The BIS regulations mostly cover the fireworks purchased commercially and used privately. But what about the professionals? Well, in addition to the above BIS requirements, the HSE enforce the Carriage of Dangerous Goods and Use of Transportable Pressure Equipment Regulations which includes the Carriage of Dangerous Goods by Road (ADR) license. There is also the Classification and Labelling of Explosives Regulations along with, and what are probably the most important regulations for professionals, the Manufacture and Storage of Explosives Regulations 2005 (MSER) and the Explosives Act 1875. The way a professional company operates is regulated by the Health and Safety at Work Act 1974.
The primary purpose of all of the Regulations, Standards and Directives is to ensure that pyrotechnic material being imported and sold in the UK is not only safe, but is also used safely. But things still go wrong, the injury statistics show this.
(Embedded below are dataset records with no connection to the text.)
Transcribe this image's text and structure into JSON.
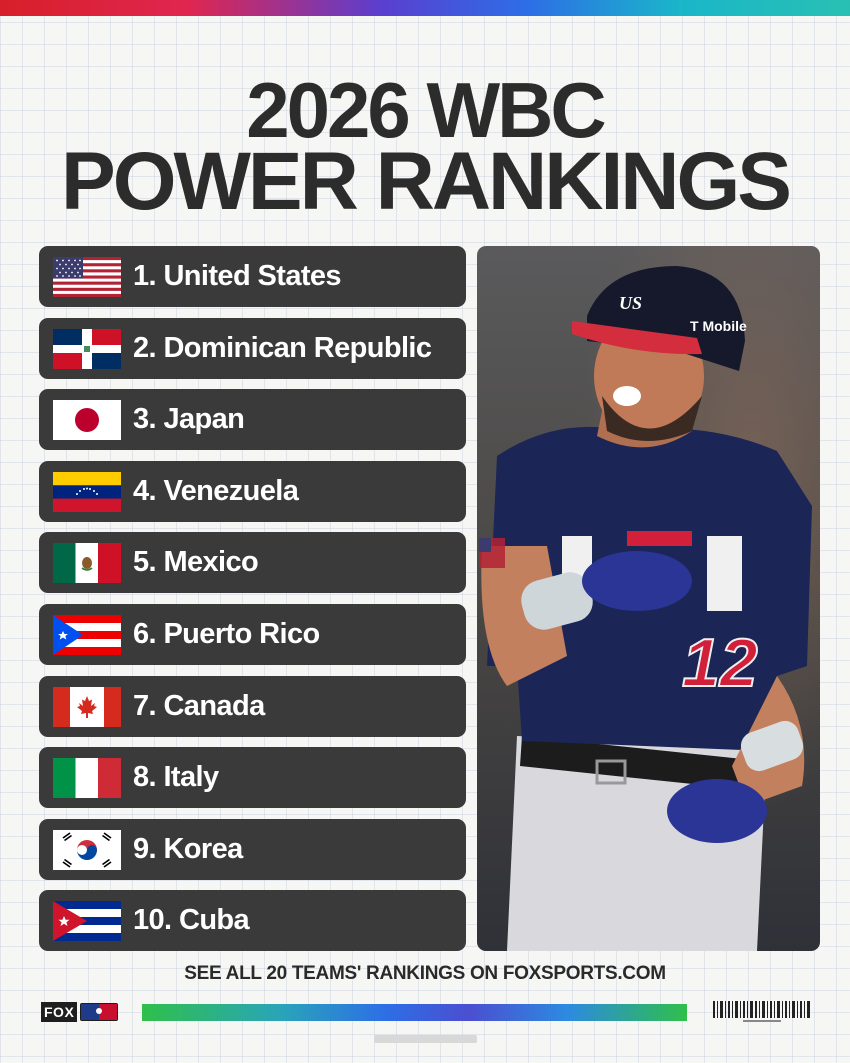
{
  "header": {
    "line1": "2026 WBC",
    "line2": "POWER RANKINGS"
  },
  "rankings": [
    {
      "label": "1. United States",
      "flag": "usa-flag"
    },
    {
      "label": "2. Dominican Republic",
      "flag": "dominican-republic-flag"
    },
    {
      "label": "3. Japan",
      "flag": "japan-flag"
    },
    {
      "label": "4. Venezuela",
      "flag": "venezuela-flag"
    },
    {
      "label": "5. Mexico",
      "flag": "mexico-flag"
    },
    {
      "label": "6. Puerto Rico",
      "flag": "puerto-rico-flag"
    },
    {
      "label": "7. Canada",
      "flag": "canada-flag"
    },
    {
      "label": "8. Italy",
      "flag": "italy-flag"
    },
    {
      "label": "9. Korea",
      "flag": "korea-flag"
    },
    {
      "label": "10. Cuba",
      "flag": "cuba-flag"
    }
  ],
  "photo": {
    "jersey_number": "12",
    "helmet_sponsor": "T Mobile",
    "helmet_logo": "US"
  },
  "footer": {
    "cta": "SEE ALL 20 TEAMS' RANKINGS ON FOXSPORTS.COM",
    "brand": "FOX"
  },
  "colors": {
    "row_bg": "#3a3a3a",
    "title": "#2c2c2c",
    "accent_red": "#d71f2a",
    "accent_blue": "#2d6ee6"
  }
}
You do not need to go far with an internet search for fireworks accidents to find articles on a number of high profile incidents in the UK.
The industry will never be able to stop incidents with fireworks occurring, but with Hawkins’ help, we can discover why.
Wayne Manton holds a degree in Mechanical Engineering and is a Whitworth Scholar and having worked at Rolls-Royce Defence Aerospace he joined Hawkins to further his interest in exploring mechanical failures. As well as his enthusiasm for all things mechanical and jet propulsion he has a keen interest in fires and explosions, especially those controlled explosions known as fireworks. In this regard he is a member of the British Pyrotechnics Association (BPA) and of the Institute of Explosives Engineers (IExpE) and outside of Hawkins, he manages a professional fireworks display business.